Grafula reichte dem Chief seinen linken Unterarm und zog mit der rechten Hand die Manschette zurück. Fazzoletti suchte vergeblich den Pulsschlag, stand auf und wühlte in Grafulas Kragen nach den Halsschlagadern. Nichts! Kein Puls.

»Das ist unmöglich!« Zum ersten Mal in seiner Karriere hatte es der Chief Inspector wirklich mit einem übernatürlichen Phänomen zu tun.

»Sagen wir lieber, ausgesprochen selten«, sagte Grafula und erläuterte seine Geschichte, während Fazzoletti mit offenem Mund da saß und sich wünschte irgendwer hätte seine Vergangenheit beeinflusst und er müsste jetzt nicht in diesem Büro sitzen.

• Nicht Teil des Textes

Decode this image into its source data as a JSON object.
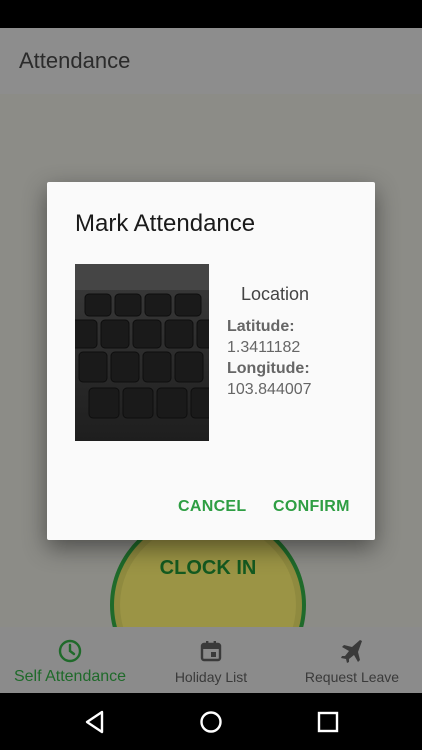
{
  "app_bar": {
    "title": "Attendance"
  },
  "clock": {
    "label": "CLOCK IN"
  },
  "dialog": {
    "title": "Mark Attendance",
    "location_heading": "Location",
    "latitude_label": "Latitude:",
    "latitude_value": "1.3411182",
    "longitude_label": "Longitude:",
    "longitude_value": "103.844007",
    "cancel_label": "CANCEL",
    "confirm_label": "CONFIRM",
    "photo_keys": [
      "8",
      "9",
      "I",
      "O",
      "P",
      "K",
      "L",
      ";",
      "(",
      ")"
    ]
  },
  "bottom_nav": [
    {
      "label": "Self Attendance",
      "icon": "clock-icon",
      "active": true
    },
    {
      "label": "Holiday List",
      "icon": "calendar-icon",
      "active": false
    },
    {
      "label": "Request Leave",
      "icon": "airplane-icon",
      "active": false
    }
  ],
  "system_nav": {
    "back": "back-icon",
    "home": "home-icon",
    "recents": "recents-icon"
  },
  "colors": {
    "accent": "#2e9e43",
    "active_nav": "#1f6a2a",
    "scrim": "#8c8c87"
  }
}
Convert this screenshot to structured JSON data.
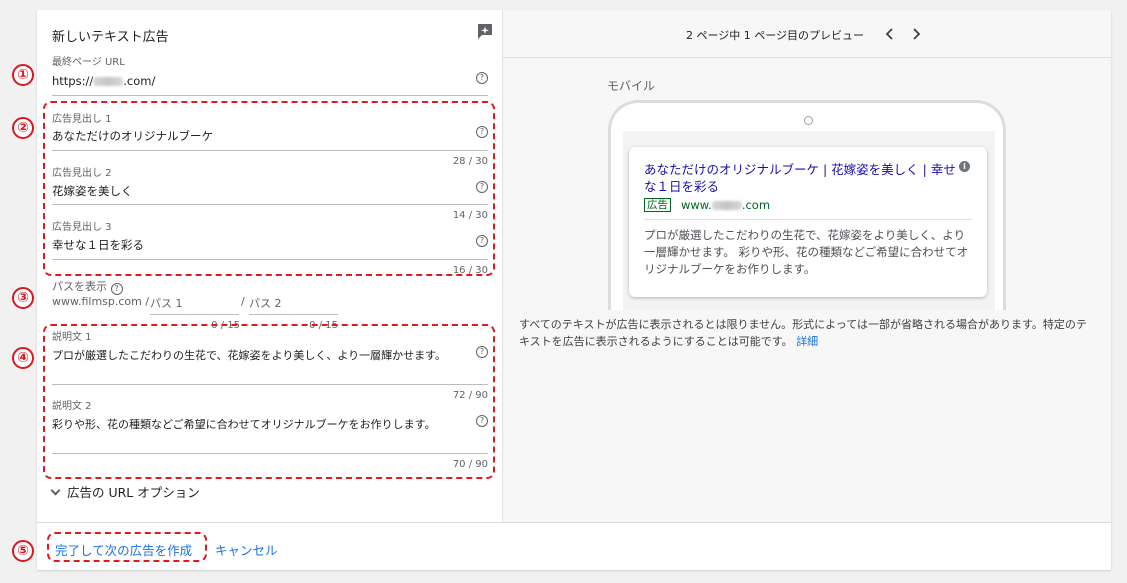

»Sie können sich wirklich in eine Fledermaus verwandeln?«, gruselte es den Chief Inspector.

»Ja, Grafula, das müssen sie machen. Das ist einfach großartig, Fazzoletti. Schauen Sie!«, mischte sich der Superintendent wieder ein.

»Muss ich?« Der Halbvampir klang gequält.

»Aber ja doch! Das ist noch besser als das mit dem Puls. Na, los!« Philander ließ nicht locker.

Grafula holte tief und lang Luft, aber das hatte noch nichts mit der Verwandlung zu tun, sondern sollte nur seiner Unlust Ausdruck geben. Dann verkrümmte er sich, gab sehr merkwürdige Geräusche von sich, zuckte mehrfach und wurde dabei immer kleiner, bis er in seiner Kleidung verschwand. Ein paar Sekunden später krabbelte eine Albino-Fledermaus aus einem der Jackenärmel und machte ein paar verzweifelte Versuche, die eher an rhythmisches Hopsen als an Fliegen erinnerten.

»Und?«, fragte der Superintendent seinen Untergebenen begeistert. »Ist das nicht der Hammer?«

Fazzoletti hätte bestimmt etwas gesagt, aber er war schon seit dem Verschwinden von Grafula in der Kleidung ohnmächtig.